# Analyzing how millennial women spend money via Refinery29
**Objective**   
Analyze how millennial women spend their time and money using NLP. Build a recommender that takes in user input and selects 3 Refinery29 Money Diaries that are similar to the user.  

**Data**   
This data was scraped from the [Refinery29 Money Diaries](https://refinery29.com/en-us/money-diary) from January 18, 2019-June 3, 2020.


**Load packages**

In [5]:
import pickle
import re
import string
import operator

import pandas as pd
import numpy as np

from collections import OrderedDict

import nltk
from nltk.tokenize import word_tokenize
from nltk import word_tokenize, pos_tag

from sklearn.feature_extraction import text 
from sklearn.feature_extraction.text import CountVectorizer
from sklearn.decomposition import TruncatedSVD
from sklearn.decomposition import NMF
from sklearn.metrics.pairwise import cosine_similarity

from gensim import matutils, models

import scipy.sparse

import matplotlib.pyplot as plt
%matplotlib inline

## **Load in data**

In [7]:
# Load in pickled dataframes
clustered_diarist_df = pickle.load(open("clustered_data_scaled.pkl","rb"))
text_df = pickle.load(open("text_df.pkl","rb"))

In [8]:
# Merge dataframes to append clusters to text
updated_text_df = pd.merge(clustered_diarist_df, text_df, left_on='story_title', right_on='story_title')

In [9]:
# Drop unnecessary columns from new dataframe
updated_text_df.drop(columns=['occupation', 'age', 'salary', 'nomad', 'international', 'high_cost_of_living_area'], inplace=True)

## **Clean text data**

In [10]:
# Convert the diary text column from a list to a string
updated_text_df['diary_text_string'] = [', '.join(map(str, l)) for l in updated_text_df['diary_text']]

In [11]:
# Drop the diary_text as list column
del updated_text_df['diary_text']

In [12]:
# Apply a first round of text cleaning techniques
def clean_text_round1(text):
    '''Make text lowercase, remove text in square brackets, remove punctuation, remove words 
    containing numbers, remove additional punctuation and other non-sensical text.'''
    text = text.lower()
    text = re.sub('\[.*?\]', '', text)
    text = re.sub('[%s]' % re.escape(string.punctuation), '', text)
    text = re.sub(' — ',' ', text)      #attempts to remove hyphen
    text = re.sub('\w*\d\w*', '', text)   #removes numbers
    text = re.sub('[‘’“”…]', '', text)
    text = re.sub('\n', '', text)
    text = re.sub('^', '', text)
    return text

round1 = lambda x: clean_text_round1(x)

In [13]:
updated_text_df.diary_text_string = updated_text_df.diary_text_string.apply(round1)

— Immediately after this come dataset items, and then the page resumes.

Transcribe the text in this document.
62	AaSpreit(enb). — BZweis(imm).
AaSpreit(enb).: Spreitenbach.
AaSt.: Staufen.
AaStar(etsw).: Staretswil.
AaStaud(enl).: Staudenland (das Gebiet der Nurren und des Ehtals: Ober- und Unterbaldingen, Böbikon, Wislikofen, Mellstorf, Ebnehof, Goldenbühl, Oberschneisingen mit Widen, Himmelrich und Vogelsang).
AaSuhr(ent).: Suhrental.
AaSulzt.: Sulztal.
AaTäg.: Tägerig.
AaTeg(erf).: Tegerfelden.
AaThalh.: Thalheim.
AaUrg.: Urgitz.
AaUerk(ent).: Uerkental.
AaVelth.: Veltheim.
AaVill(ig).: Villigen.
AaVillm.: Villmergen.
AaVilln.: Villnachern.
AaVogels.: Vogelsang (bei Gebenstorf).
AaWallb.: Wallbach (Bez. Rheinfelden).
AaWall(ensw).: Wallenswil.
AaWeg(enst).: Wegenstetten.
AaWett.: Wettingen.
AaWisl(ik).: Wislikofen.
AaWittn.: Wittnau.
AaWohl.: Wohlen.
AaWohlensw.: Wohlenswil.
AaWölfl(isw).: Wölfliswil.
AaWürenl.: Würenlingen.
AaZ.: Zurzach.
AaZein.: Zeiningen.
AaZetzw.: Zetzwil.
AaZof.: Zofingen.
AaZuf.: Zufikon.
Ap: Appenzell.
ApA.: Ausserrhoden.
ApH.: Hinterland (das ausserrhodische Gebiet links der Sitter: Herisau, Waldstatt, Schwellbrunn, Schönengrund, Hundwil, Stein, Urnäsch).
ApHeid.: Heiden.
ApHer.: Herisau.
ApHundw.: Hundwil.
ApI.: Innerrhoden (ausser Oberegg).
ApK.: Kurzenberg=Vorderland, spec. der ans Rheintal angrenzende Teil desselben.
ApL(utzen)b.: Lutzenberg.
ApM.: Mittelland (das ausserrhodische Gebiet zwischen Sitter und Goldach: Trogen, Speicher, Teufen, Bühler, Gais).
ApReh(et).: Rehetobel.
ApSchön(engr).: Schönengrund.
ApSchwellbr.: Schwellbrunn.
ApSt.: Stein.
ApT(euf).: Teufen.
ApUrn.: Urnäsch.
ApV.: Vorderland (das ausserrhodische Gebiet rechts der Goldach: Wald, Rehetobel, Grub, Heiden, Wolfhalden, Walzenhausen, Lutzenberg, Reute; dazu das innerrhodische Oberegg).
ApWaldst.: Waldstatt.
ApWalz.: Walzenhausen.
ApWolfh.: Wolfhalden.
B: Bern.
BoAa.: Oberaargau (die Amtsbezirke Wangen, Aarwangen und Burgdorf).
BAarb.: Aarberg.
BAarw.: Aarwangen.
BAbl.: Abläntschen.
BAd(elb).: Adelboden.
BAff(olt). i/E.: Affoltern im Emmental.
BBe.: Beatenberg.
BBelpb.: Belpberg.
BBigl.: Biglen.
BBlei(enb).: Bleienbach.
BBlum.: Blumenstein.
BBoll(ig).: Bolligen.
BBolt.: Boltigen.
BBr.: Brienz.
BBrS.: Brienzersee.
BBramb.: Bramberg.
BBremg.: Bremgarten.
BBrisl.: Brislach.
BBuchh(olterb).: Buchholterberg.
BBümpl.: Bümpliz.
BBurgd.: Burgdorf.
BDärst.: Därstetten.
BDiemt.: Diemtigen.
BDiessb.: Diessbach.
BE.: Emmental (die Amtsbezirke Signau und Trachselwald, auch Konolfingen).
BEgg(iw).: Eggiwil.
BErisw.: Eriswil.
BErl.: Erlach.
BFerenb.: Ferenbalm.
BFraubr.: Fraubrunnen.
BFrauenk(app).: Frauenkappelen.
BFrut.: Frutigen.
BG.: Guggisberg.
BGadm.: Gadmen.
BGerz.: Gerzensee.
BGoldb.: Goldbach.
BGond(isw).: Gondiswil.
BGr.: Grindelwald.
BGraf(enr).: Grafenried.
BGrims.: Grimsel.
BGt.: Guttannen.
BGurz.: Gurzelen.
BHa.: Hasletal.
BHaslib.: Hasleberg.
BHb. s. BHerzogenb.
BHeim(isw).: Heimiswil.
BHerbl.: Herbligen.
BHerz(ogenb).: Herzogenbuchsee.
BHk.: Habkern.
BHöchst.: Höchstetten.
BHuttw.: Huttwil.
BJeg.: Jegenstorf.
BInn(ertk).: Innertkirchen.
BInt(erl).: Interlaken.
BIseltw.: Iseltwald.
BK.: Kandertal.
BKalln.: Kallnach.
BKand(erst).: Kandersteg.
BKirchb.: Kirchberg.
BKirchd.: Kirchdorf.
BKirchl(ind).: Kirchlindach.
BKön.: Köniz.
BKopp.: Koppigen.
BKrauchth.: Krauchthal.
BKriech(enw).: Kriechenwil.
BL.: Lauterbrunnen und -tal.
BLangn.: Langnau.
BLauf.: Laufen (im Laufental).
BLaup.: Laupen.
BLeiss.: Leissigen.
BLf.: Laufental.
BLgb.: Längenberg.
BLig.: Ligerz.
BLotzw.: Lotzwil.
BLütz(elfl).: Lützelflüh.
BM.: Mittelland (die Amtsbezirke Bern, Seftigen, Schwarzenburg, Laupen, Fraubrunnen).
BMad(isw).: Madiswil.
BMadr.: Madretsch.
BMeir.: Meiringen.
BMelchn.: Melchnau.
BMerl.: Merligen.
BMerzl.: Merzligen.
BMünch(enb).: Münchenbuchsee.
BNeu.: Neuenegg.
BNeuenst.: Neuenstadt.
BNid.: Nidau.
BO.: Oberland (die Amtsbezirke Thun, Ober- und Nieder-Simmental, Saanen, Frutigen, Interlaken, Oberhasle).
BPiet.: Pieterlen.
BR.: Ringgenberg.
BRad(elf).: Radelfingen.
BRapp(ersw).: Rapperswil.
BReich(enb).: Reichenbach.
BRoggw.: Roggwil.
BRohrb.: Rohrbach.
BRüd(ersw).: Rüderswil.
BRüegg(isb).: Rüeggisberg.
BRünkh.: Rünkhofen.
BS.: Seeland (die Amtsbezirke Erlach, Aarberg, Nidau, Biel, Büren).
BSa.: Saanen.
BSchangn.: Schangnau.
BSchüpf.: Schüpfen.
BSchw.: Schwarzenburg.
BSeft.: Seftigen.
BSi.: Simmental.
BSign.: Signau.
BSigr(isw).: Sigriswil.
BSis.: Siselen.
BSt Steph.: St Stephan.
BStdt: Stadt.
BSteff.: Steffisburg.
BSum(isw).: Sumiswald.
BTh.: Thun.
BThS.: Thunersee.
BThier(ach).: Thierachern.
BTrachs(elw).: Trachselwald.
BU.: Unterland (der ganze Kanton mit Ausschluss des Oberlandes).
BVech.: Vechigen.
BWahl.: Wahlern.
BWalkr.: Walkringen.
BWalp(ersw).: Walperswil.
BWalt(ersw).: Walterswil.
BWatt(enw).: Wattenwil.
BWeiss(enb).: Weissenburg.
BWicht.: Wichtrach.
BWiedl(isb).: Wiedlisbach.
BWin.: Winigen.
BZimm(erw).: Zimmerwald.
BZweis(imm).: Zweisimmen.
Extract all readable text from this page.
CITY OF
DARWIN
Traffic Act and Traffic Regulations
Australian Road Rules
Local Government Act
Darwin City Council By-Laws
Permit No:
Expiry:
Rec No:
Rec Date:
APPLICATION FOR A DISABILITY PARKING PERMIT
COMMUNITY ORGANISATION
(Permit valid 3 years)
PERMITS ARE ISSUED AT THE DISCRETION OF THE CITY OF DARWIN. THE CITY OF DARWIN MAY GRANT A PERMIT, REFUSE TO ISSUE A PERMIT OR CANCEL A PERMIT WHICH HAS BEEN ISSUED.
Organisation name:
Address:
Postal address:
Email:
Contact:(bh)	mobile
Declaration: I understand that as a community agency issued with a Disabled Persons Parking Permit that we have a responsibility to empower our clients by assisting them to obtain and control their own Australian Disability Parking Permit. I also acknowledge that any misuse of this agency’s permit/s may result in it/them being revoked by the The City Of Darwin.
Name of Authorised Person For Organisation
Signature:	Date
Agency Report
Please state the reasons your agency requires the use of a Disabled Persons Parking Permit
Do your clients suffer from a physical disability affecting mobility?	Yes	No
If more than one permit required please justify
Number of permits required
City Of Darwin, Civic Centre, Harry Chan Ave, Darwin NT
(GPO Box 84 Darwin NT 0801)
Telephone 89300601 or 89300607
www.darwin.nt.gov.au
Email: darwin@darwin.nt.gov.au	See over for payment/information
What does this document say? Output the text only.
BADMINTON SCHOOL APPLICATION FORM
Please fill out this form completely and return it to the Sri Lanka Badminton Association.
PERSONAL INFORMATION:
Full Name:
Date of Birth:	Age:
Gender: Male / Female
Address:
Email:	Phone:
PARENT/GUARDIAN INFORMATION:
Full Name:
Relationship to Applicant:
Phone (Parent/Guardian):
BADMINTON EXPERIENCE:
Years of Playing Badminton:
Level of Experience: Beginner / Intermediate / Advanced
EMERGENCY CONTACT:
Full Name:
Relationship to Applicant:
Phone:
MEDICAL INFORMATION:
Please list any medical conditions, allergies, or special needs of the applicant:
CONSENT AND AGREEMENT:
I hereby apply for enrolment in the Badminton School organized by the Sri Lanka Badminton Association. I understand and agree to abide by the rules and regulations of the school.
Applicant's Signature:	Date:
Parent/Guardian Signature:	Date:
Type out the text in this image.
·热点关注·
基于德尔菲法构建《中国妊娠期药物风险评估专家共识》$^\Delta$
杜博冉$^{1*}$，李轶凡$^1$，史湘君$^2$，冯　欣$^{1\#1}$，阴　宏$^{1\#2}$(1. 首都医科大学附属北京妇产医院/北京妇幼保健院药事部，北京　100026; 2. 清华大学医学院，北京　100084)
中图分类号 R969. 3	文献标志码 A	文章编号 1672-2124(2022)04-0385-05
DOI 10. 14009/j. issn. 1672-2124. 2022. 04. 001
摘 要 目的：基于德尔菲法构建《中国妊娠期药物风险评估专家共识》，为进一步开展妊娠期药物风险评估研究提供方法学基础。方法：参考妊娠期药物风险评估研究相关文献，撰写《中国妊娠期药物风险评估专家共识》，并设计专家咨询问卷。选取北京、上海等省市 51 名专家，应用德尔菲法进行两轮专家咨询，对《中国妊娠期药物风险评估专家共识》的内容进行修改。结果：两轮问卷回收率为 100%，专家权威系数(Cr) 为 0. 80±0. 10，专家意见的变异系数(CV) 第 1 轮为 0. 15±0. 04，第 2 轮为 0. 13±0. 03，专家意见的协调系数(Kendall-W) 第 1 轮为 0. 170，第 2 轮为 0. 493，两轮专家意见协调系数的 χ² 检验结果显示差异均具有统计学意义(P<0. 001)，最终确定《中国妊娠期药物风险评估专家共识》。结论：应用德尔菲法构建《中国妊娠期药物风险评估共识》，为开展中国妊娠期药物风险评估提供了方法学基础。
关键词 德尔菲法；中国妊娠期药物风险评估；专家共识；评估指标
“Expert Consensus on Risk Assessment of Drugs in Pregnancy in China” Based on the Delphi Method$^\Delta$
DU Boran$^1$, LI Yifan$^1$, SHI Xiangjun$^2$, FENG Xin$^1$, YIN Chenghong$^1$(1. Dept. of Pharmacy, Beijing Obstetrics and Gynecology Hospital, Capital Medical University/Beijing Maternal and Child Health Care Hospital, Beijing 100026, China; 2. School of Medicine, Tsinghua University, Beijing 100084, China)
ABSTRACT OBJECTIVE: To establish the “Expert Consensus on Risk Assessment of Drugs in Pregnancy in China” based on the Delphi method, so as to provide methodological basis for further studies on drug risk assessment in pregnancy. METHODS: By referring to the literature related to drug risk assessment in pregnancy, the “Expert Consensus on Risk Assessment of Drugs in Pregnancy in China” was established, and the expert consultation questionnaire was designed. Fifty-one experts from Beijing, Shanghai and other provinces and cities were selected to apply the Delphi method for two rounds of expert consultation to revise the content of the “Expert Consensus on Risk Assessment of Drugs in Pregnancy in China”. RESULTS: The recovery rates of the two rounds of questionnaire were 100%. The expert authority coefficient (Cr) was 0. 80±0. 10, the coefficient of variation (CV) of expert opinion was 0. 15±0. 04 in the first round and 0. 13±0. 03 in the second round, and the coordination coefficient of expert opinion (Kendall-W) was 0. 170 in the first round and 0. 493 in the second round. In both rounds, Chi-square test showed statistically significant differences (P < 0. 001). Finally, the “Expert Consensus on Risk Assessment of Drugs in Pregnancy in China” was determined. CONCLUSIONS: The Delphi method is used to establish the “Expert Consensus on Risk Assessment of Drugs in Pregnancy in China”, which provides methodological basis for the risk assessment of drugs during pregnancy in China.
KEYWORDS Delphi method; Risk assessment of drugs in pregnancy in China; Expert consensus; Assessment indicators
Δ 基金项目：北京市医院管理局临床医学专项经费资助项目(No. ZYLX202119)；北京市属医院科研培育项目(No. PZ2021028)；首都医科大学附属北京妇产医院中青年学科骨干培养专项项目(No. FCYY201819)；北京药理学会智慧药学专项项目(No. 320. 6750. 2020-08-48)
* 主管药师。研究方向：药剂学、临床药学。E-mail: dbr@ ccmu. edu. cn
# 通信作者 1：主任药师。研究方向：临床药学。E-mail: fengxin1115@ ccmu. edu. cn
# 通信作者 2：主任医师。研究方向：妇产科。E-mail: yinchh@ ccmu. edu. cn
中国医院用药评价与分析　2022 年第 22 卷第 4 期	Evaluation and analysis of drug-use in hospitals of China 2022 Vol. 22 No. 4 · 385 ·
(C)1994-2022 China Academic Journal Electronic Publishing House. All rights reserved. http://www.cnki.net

## **Create separate dataframes for each cluster**

In [14]:
# Cluster 0: Late 20s, average earners
cluster_0 = updated_text_df[updated_text_df['Cluster'] == 0]

# Drop the cluster column
del cluster_0['Cluster']

In [15]:
# Cluster 1: Late 30's, average earners
cluster_1 = updated_text_df[updated_text_df['Cluster'] == 1]

# Drop the cluster column
del cluster_1['Cluster']

In [16]:
# Cluster 2: early 20s, average starting salary 
cluster_2 = updated_text_df[updated_text_df['Cluster'] == 2]

# Drop the cluster column
del cluster_2['Cluster']

In [17]:
# Cluster 3: Mid-30s high earners 
cluster_3 = updated_text_df[updated_text_df['Cluster'] == 3]

# Drop the cluster column
del cluster_3['Cluster']

In [18]:
# Cluster 4: Late 20s, high earners
cluster_4 = updated_text_df[updated_text_df['Cluster'] == 4]

# Drop the cluster column
del cluster_4['Cluster']

## **Create helper functions to evaluate models**

In [19]:
def display_topics(model, feature_names, no_top_words, topic_names=None):
    "Given a model, return the top words for each topic"
    for ix, topic in enumerate(model.components_):
        if not topic_names or not topic_names[ix]:
            print("\nTopic ", ix)
        else:
            print("\nTopic: '",topic_names[ix],"'")
        print(", ".join([feature_names[i]
                        for i in topic.argsort()[:-no_top_words - 1:-1]]))

In [20]:
def nouns(text):
    '''Given a string of text, tokenize the text and pull out only the nouns.'''
    is_noun = lambda pos: pos[:2] == 'NN'
    tokenized = word_tokenize(text)
    all_nouns = [word for (word, pos) in pos_tag(tokenized) if is_noun(pos)] 
    return ' '.join(all_nouns)

In [21]:
# Updated list of stop words
additional_stop_words = ['pm', 'im', 'day', 'week', 'total', 'daily', 'like', 'today', 'dont', 'just', 'women',
                        'way', 'really', 'ive', 'diaries', 'got', 'gets', 'ill', 'things', 'bit', 'sevenday',
                        'hes', 'let', 'shes', 'lot', 'little', 'decide', 'ready', 'feel', 'goes', 'stop',
                        'finally', 'welcome', 'money', 'diaries', 'period', 'job', 'share', 'today', 'millennials',
                        'occupation', 'paycheck', 'diaries', 'taboo', 'dollar','period', 'year', 'month', 'worth',
                         'rent', 'bonus', 'expenses', 'today', 'mortgage', 'debt', 'expensesmortgage', 'industry',
                        'expensesrent', 'salary', 'savings', 'insurance', 'loan', 'loans', 'income', 'student',
                        'dollartoday', 'cash', 'room', 'account', 'woman', 'living','house', 'housing','mortgagepaycheck',
                        'half','split', 'apartment', 'totaldebt', 'checksavingscd', 'stuff', 'hour', 'hours',
                        'people', 'place', 'years', 'minutes', 'tomorrow', 'couple', 'head', 'meeting']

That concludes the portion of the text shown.